Tchad – manifestations du 20 octobre : prison ferme pour 262 personnes
À l’issue d’un procès de masse à huis clos, la justice a prononcé des peines de deux à trois ans de prison ferme pour 262 des manifestants arrêtés lors des rassemblements meurtriers d’octobre dernier.
Les manifestations durement réprimées du 20 octobre 2022 au Tchad ont fait une cinquantaine de morts. © AFP
C’est en plein désert, dans la prison de haute sécurité de Koro Toro, à 600 km au nord-est de la capitale, qu’un tribunal a rendu son verdict : deux à trois ans de prison ferme pour 262 personnes arrêtées lors de la manifestation dont la répression a fait des dizaines de morts fin octobre. Quelque 80 autres sur les 401 personnes jugées lors de ce procès tenu à huis clos, sans avocats ni médias indépendants, ont écopé de un à deux ans d’emprisonnement avec sursis, et 59 ont été relaxées, a précisé à la presse, le lundi 5 décembre, le procureur de la République de N’Djamena, Moussa Wade Djibrine.
Le procès a duré quatre jours et s’est achevé le vendredi 2 décembre, mais le procureur n’a rendu public le jugement que trois jours plus tard, à son retour dans la capitale.

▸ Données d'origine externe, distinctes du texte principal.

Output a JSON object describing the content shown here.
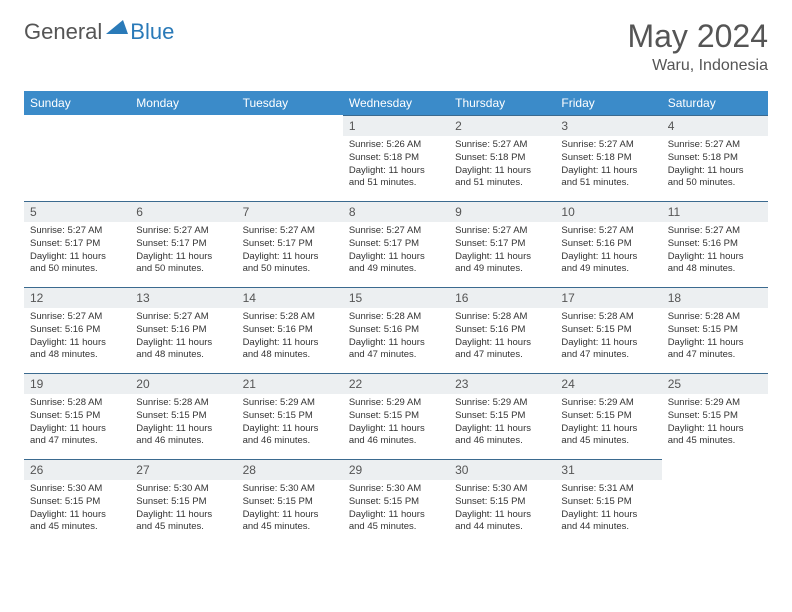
{
  "logo": {
    "part1": "General",
    "part2": "Blue"
  },
  "title": "May 2024",
  "location": "Waru, Indonesia",
  "colors": {
    "header_bg": "#3b8bc9",
    "header_text": "#ffffff",
    "daynum_bg": "#eceff1",
    "daynum_border": "#3b6a8f",
    "body_text": "#333333",
    "title_text": "#555555",
    "logo_accent": "#2a7ab8"
  },
  "weekdays": [
    "Sunday",
    "Monday",
    "Tuesday",
    "Wednesday",
    "Thursday",
    "Friday",
    "Saturday"
  ],
  "weeks": [
    [
      null,
      null,
      null,
      {
        "n": "1",
        "sr": "5:26 AM",
        "ss": "5:18 PM",
        "dl": "11 hours and 51 minutes."
      },
      {
        "n": "2",
        "sr": "5:27 AM",
        "ss": "5:18 PM",
        "dl": "11 hours and 51 minutes."
      },
      {
        "n": "3",
        "sr": "5:27 AM",
        "ss": "5:18 PM",
        "dl": "11 hours and 51 minutes."
      },
      {
        "n": "4",
        "sr": "5:27 AM",
        "ss": "5:18 PM",
        "dl": "11 hours and 50 minutes."
      }
    ],
    [
      {
        "n": "5",
        "sr": "5:27 AM",
        "ss": "5:17 PM",
        "dl": "11 hours and 50 minutes."
      },
      {
        "n": "6",
        "sr": "5:27 AM",
        "ss": "5:17 PM",
        "dl": "11 hours and 50 minutes."
      },
      {
        "n": "7",
        "sr": "5:27 AM",
        "ss": "5:17 PM",
        "dl": "11 hours and 50 minutes."
      },
      {
        "n": "8",
        "sr": "5:27 AM",
        "ss": "5:17 PM",
        "dl": "11 hours and 49 minutes."
      },
      {
        "n": "9",
        "sr": "5:27 AM",
        "ss": "5:17 PM",
        "dl": "11 hours and 49 minutes."
      },
      {
        "n": "10",
        "sr": "5:27 AM",
        "ss": "5:16 PM",
        "dl": "11 hours and 49 minutes."
      },
      {
        "n": "11",
        "sr": "5:27 AM",
        "ss": "5:16 PM",
        "dl": "11 hours and 48 minutes."
      }
    ],
    [
      {
        "n": "12",
        "sr": "5:27 AM",
        "ss": "5:16 PM",
        "dl": "11 hours and 48 minutes."
      },
      {
        "n": "13",
        "sr": "5:27 AM",
        "ss": "5:16 PM",
        "dl": "11 hours and 48 minutes."
      },
      {
        "n": "14",
        "sr": "5:28 AM",
        "ss": "5:16 PM",
        "dl": "11 hours and 48 minutes."
      },
      {
        "n": "15",
        "sr": "5:28 AM",
        "ss": "5:16 PM",
        "dl": "11 hours and 47 minutes."
      },
      {
        "n": "16",
        "sr": "5:28 AM",
        "ss": "5:16 PM",
        "dl": "11 hours and 47 minutes."
      },
      {
        "n": "17",
        "sr": "5:28 AM",
        "ss": "5:15 PM",
        "dl": "11 hours and 47 minutes."
      },
      {
        "n": "18",
        "sr": "5:28 AM",
        "ss": "5:15 PM",
        "dl": "11 hours and 47 minutes."
      }
    ],
    [
      {
        "n": "19",
        "sr": "5:28 AM",
        "ss": "5:15 PM",
        "dl": "11 hours and 47 minutes."
      },
      {
        "n": "20",
        "sr": "5:28 AM",
        "ss": "5:15 PM",
        "dl": "11 hours and 46 minutes."
      },
      {
        "n": "21",
        "sr": "5:29 AM",
        "ss": "5:15 PM",
        "dl": "11 hours and 46 minutes."
      },
      {
        "n": "22",
        "sr": "5:29 AM",
        "ss": "5:15 PM",
        "dl": "11 hours and 46 minutes."
      },
      {
        "n": "23",
        "sr": "5:29 AM",
        "ss": "5:15 PM",
        "dl": "11 hours and 46 minutes."
      },
      {
        "n": "24",
        "sr": "5:29 AM",
        "ss": "5:15 PM",
        "dl": "11 hours and 45 minutes."
      },
      {
        "n": "25",
        "sr": "5:29 AM",
        "ss": "5:15 PM",
        "dl": "11 hours and 45 minutes."
      }
    ],
    [
      {
        "n": "26",
        "sr": "5:30 AM",
        "ss": "5:15 PM",
        "dl": "11 hours and 45 minutes."
      },
      {
        "n": "27",
        "sr": "5:30 AM",
        "ss": "5:15 PM",
        "dl": "11 hours and 45 minutes."
      },
      {
        "n": "28",
        "sr": "5:30 AM",
        "ss": "5:15 PM",
        "dl": "11 hours and 45 minutes."
      },
      {
        "n": "29",
        "sr": "5:30 AM",
        "ss": "5:15 PM",
        "dl": "11 hours and 45 minutes."
      },
      {
        "n": "30",
        "sr": "5:30 AM",
        "ss": "5:15 PM",
        "dl": "11 hours and 44 minutes."
      },
      {
        "n": "31",
        "sr": "5:31 AM",
        "ss": "5:15 PM",
        "dl": "11 hours and 44 minutes."
      },
      null
    ]
  ],
  "labels": {
    "sunrise": "Sunrise:",
    "sunset": "Sunset:",
    "daylight": "Daylight:"
  }
}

Le 20 octobre dernier, une cinquantaine de personnes ont péri, essentiellement à N’Djamena, quand les forces de l’ordre ont ouvert le feu sur les manifestants. Ceux-ci répondaient à l’appel de l’opposition contre la prolongation de deux ans au pouvoir du général Mahamat Idriss Déby Itno, proclamé chef de l’État le 20 avril 2021 à l’annonce de la mort de son père, le président Idriss Déby Itno, tué au front.
C’EST UNE PROCÉDURE DE DÉPAYSEMENT « ILLÉGALE » SELON LES AVOCATS, QUI ONT DÉCIDÉ DE NE PAS SE RENDRE AU PROCÈS
Les autorités avaient reconnu l’arrestation de 601 personnes – dont 83 mineurs – pour la seule ville de N’Djamena et annoncé leur transfert dans la prison de haute sécurité de Koro Toro, les accusant d’avoir voulu mener une « insurrection » et une tentative de « coup d’État ». Les manifestants condamnés ce vendredi ont été reconnus coupables notamment « d’attroupement non autorisé, destruction de biens, incendie volontaire, violence et voies de faits et trouble à l’ordre public », selon le procureur.
Ce procès s’est déroulé dans le bagne de Koro Toro, et il s’agit d’une procédure de dépaysement « illégale », selon les avocats des accusés, qui avaient décidé de ne pas s’y rendre. Amnesty International avait pour sa part dénoncé « un procès à huis clos qui soulève de sérieuses inquiétudes concernant le respect du droit à un procès équitable […] du droit de préparer sa défense […] du droit à un procès public […] et du droit à l’information » du public.
L’ordre des avocats en grève
L’ordre des avocats s’était mis en grève sur tocut le territoire avant l’ouverture et pour la durée du procès, dénonçant l’ »arbitraire et l’injustice » d’une « parodie de procès ». Il a annoncé une reprise des plaidoiries à partir de mardi. Sur les quelque 600 personnes arrêtées pendant et après la manifestation à N’Djamena, les cas de plus de 200 sont encore sous le coup d’une enquête menée par des juges d’instruction, a précisé le procureur.
Après les manifestations, l’opposition – dont les principaux leaders sont aujourd’hui cachés ou en exil –, des ONG locales et internationales ainsi qu’une partie de la communauté internationale – Union européenne (UE) et Union africaine (UA) en tête – avaient condamné un recours excessif à la violence « contre les civils ». Ce lundi, le gouvernement a annoncé la levée de l’état d’urgence décrété à dans la capitale et plusieurs villes du pays au soir du 20 octobre.